Am Freitag hatte Carlsen Caruana mit seinem neunten Zug überrascht. Nun in der zweiten Partie (hier nachzuspielen) war es am Herausforderer, Carlsens Vorbereitung zuvorzukommen. In dieser Stellung des klassischen Damengambits mit 5. Lf4 wird fast ausschließlich 10. … Te8 oder 10. … Le7 gespielt. Caruana aber zog 10. … Td8.

Gut zwanzig Minuten dachte Carlsen daraufhin nach und musterte zwischendurch auffällig lange seinen Gegner, als ob er in dessen Gesicht seine Absichten lesen konnte, bevor der sich in den Ruheraum zurückzog.

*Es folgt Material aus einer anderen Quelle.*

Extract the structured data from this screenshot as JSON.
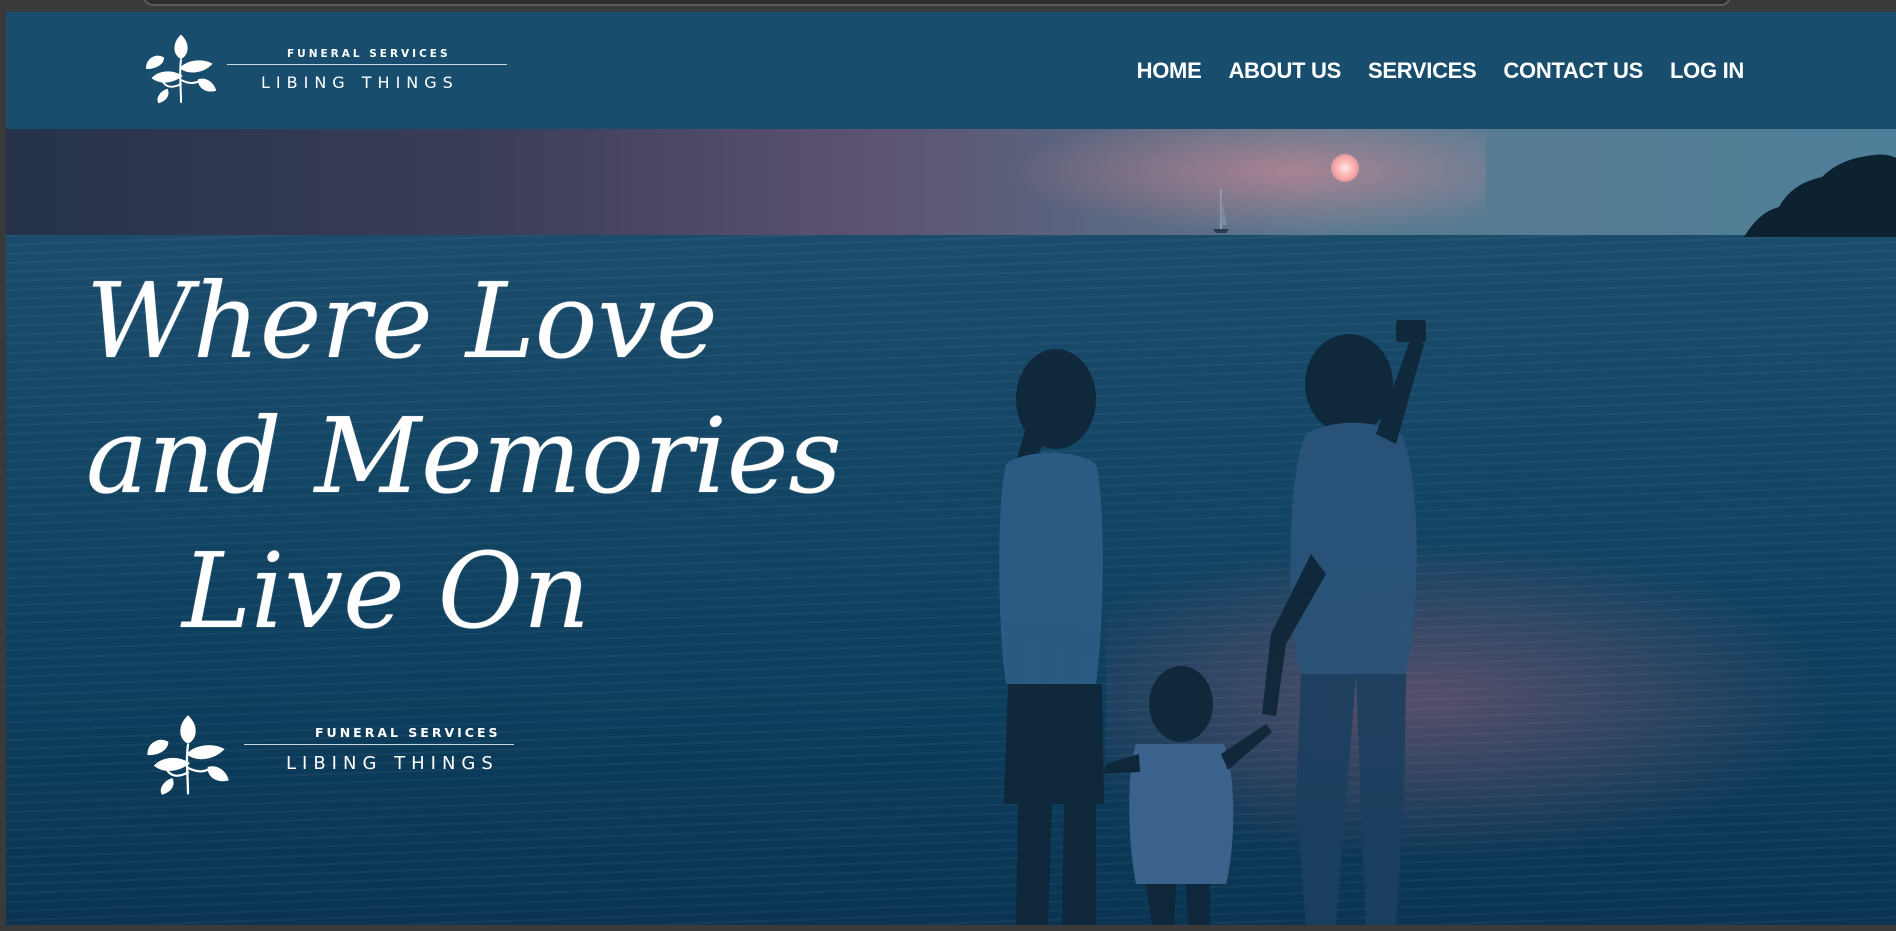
{
  "header": {
    "logo": {
      "top_text": "FUNERAL SERVICES",
      "bottom_text": "LIBING THINGS"
    },
    "nav": [
      {
        "label": "HOME"
      },
      {
        "label": "ABOUT US"
      },
      {
        "label": "SERVICES"
      },
      {
        "label": "CONTACT US"
      },
      {
        "label": "LOG IN"
      }
    ]
  },
  "hero": {
    "tagline": [
      "Where Love",
      "and Memories",
      "Live On"
    ],
    "logo": {
      "top_text": "FUNERAL SERVICES",
      "bottom_text": "LIBING THINGS"
    }
  },
  "colors": {
    "header_bg": "#184d6e",
    "nav_text": "#ffffff",
    "sea_dark": "#0d3d5c"
  }
}
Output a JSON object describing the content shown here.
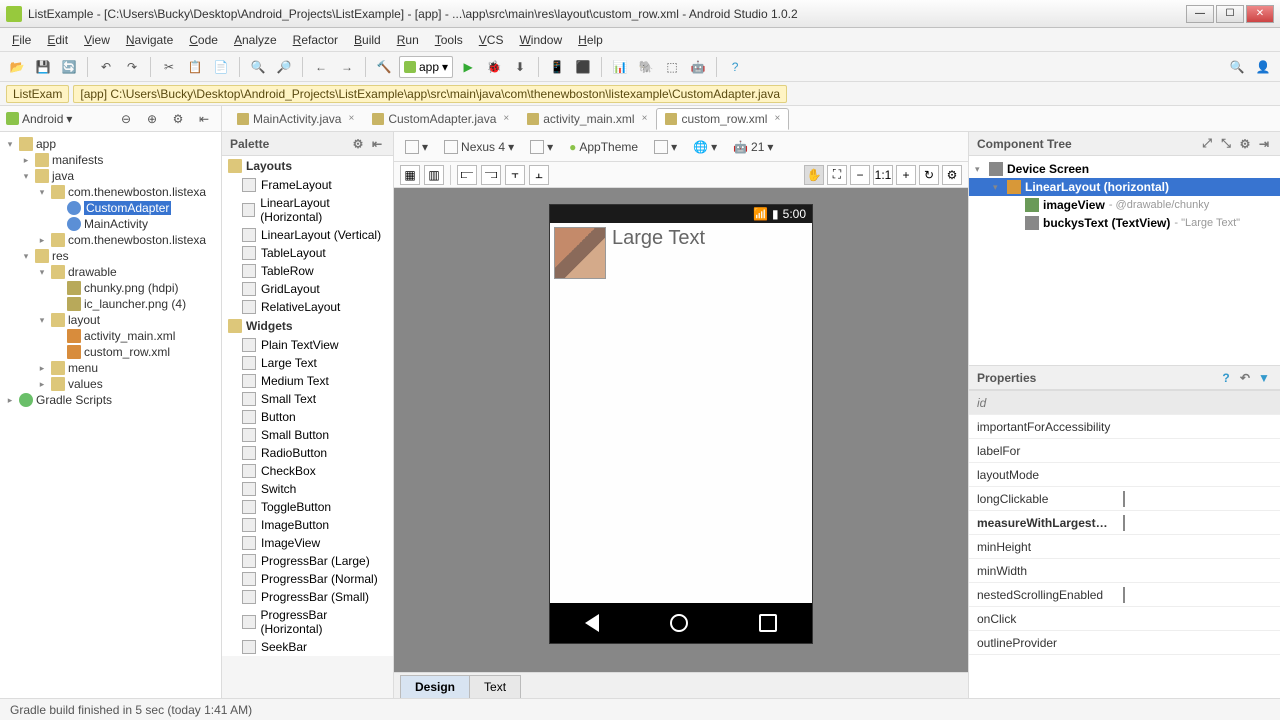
{
  "window": {
    "title": "ListExample - [C:\\Users\\Bucky\\Desktop\\Android_Projects\\ListExample] - [app] - ...\\app\\src\\main\\res\\layout\\custom_row.xml - Android Studio 1.0.2"
  },
  "menu": [
    "File",
    "Edit",
    "View",
    "Navigate",
    "Code",
    "Analyze",
    "Refactor",
    "Build",
    "Run",
    "Tools",
    "VCS",
    "Window",
    "Help"
  ],
  "run_config": "app",
  "breadcrumb": {
    "chip": "ListExam",
    "path": "[app] C:\\Users\\Bucky\\Desktop\\Android_Projects\\ListExample\\app\\src\\main\\java\\com\\thenewboston\\listexample\\CustomAdapter.java"
  },
  "nav_combo": "Android",
  "tabs": [
    {
      "label": "MainActivity.java",
      "active": false
    },
    {
      "label": "CustomAdapter.java",
      "active": false
    },
    {
      "label": "activity_main.xml",
      "active": false
    },
    {
      "label": "custom_row.xml",
      "active": true
    }
  ],
  "project_tree": [
    {
      "depth": 0,
      "exp": "▾",
      "icon": "folder",
      "label": "app"
    },
    {
      "depth": 1,
      "exp": "▸",
      "icon": "folder",
      "label": "manifests"
    },
    {
      "depth": 1,
      "exp": "▾",
      "icon": "folder",
      "label": "java"
    },
    {
      "depth": 2,
      "exp": "▾",
      "icon": "folder",
      "label": "com.thenewboston.listexa"
    },
    {
      "depth": 3,
      "exp": "",
      "icon": "java",
      "label": "CustomAdapter",
      "selected": true
    },
    {
      "depth": 3,
      "exp": "",
      "icon": "java",
      "label": "MainActivity"
    },
    {
      "depth": 2,
      "exp": "▸",
      "icon": "folder",
      "label": "com.thenewboston.listexa"
    },
    {
      "depth": 1,
      "exp": "▾",
      "icon": "folder",
      "label": "res"
    },
    {
      "depth": 2,
      "exp": "▾",
      "icon": "folder",
      "label": "drawable"
    },
    {
      "depth": 3,
      "exp": "",
      "icon": "png",
      "label": "chunky.png (hdpi)"
    },
    {
      "depth": 3,
      "exp": "",
      "icon": "png",
      "label": "ic_launcher.png (4)"
    },
    {
      "depth": 2,
      "exp": "▾",
      "icon": "folder",
      "label": "layout"
    },
    {
      "depth": 3,
      "exp": "",
      "icon": "xml",
      "label": "activity_main.xml"
    },
    {
      "depth": 3,
      "exp": "",
      "icon": "xml",
      "label": "custom_row.xml"
    },
    {
      "depth": 2,
      "exp": "▸",
      "icon": "folder",
      "label": "menu"
    },
    {
      "depth": 2,
      "exp": "▸",
      "icon": "folder",
      "label": "values"
    },
    {
      "depth": 0,
      "exp": "▸",
      "icon": "gradle",
      "label": "Gradle Scripts"
    }
  ],
  "palette_header": "Palette",
  "palette": {
    "Layouts": [
      "FrameLayout",
      "LinearLayout (Horizontal)",
      "LinearLayout (Vertical)",
      "TableLayout",
      "TableRow",
      "GridLayout",
      "RelativeLayout"
    ],
    "Widgets": [
      "Plain TextView",
      "Large Text",
      "Medium Text",
      "Small Text",
      "Button",
      "Small Button",
      "RadioButton",
      "CheckBox",
      "Switch",
      "ToggleButton",
      "ImageButton",
      "ImageView",
      "ProgressBar (Large)",
      "ProgressBar (Normal)",
      "ProgressBar (Small)",
      "ProgressBar (Horizontal)",
      "SeekBar"
    ]
  },
  "designer_toolbar": {
    "device": "Nexus 4",
    "theme": "AppTheme",
    "api": "21"
  },
  "preview": {
    "time": "5:00",
    "text": "Large Text"
  },
  "bottom_tabs": [
    "Design",
    "Text"
  ],
  "component_tree_header": "Component Tree",
  "component_tree": [
    {
      "depth": 0,
      "exp": "▾",
      "icon": "device",
      "label": "Device Screen"
    },
    {
      "depth": 1,
      "exp": "▾",
      "icon": "linear",
      "label": "LinearLayout (horizontal)",
      "selected": true
    },
    {
      "depth": 2,
      "exp": "",
      "icon": "image",
      "label": "imageView",
      "meta": " - @drawable/chunky"
    },
    {
      "depth": 2,
      "exp": "",
      "icon": "text",
      "label": "buckysText (TextView)",
      "meta": " - \"Large Text\""
    }
  ],
  "properties_header": "Properties",
  "properties": [
    {
      "key": "id",
      "header": true
    },
    {
      "key": "importantForAccessibility"
    },
    {
      "key": "labelFor"
    },
    {
      "key": "layoutMode"
    },
    {
      "key": "longClickable",
      "check": true
    },
    {
      "key": "measureWithLargestCh",
      "check": true,
      "bold": true
    },
    {
      "key": "minHeight"
    },
    {
      "key": "minWidth"
    },
    {
      "key": "nestedScrollingEnabled",
      "check": true
    },
    {
      "key": "onClick"
    },
    {
      "key": "outlineProvider"
    }
  ],
  "status": "Gradle build finished in 5 sec (today 1:41 AM)"
}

Nach der Partie gefragt, was er hier dachte, sorgte Carlsen mit seinem spontanen: „Oh shit!“ humorvoll für Aufschluss.

Dass 11. Sd2 der kritische Test ist, war ihm klar, aber er wollte sich nicht darauf einlassen. Gut möglich, dass Caruanas Team folgendes wilde Abspiel präpariert hatte: 11. … d4 12. Sb3 Db6 13. Sa4 Lb4+ 14. axb4 Dxb4+ 15. Sd2 Da5 16. b3 Sb4 17. Db1 e5 18. Lg5 Lf5!!

(Analysevariante)

mit der hübschen Pointe 19. Dxf5? (19. e4 ist spielbar, aber Schwarz steht zumindest nicht schlechter) 19. … e4! 20. Dxa5 Sc2+ 21. Ke2 d3 matt. Der Finanz- und Schachjournalist Thorsten Cmiel, der für Chessbase in London ist, hat mir diese hübsche Variante gezeigt.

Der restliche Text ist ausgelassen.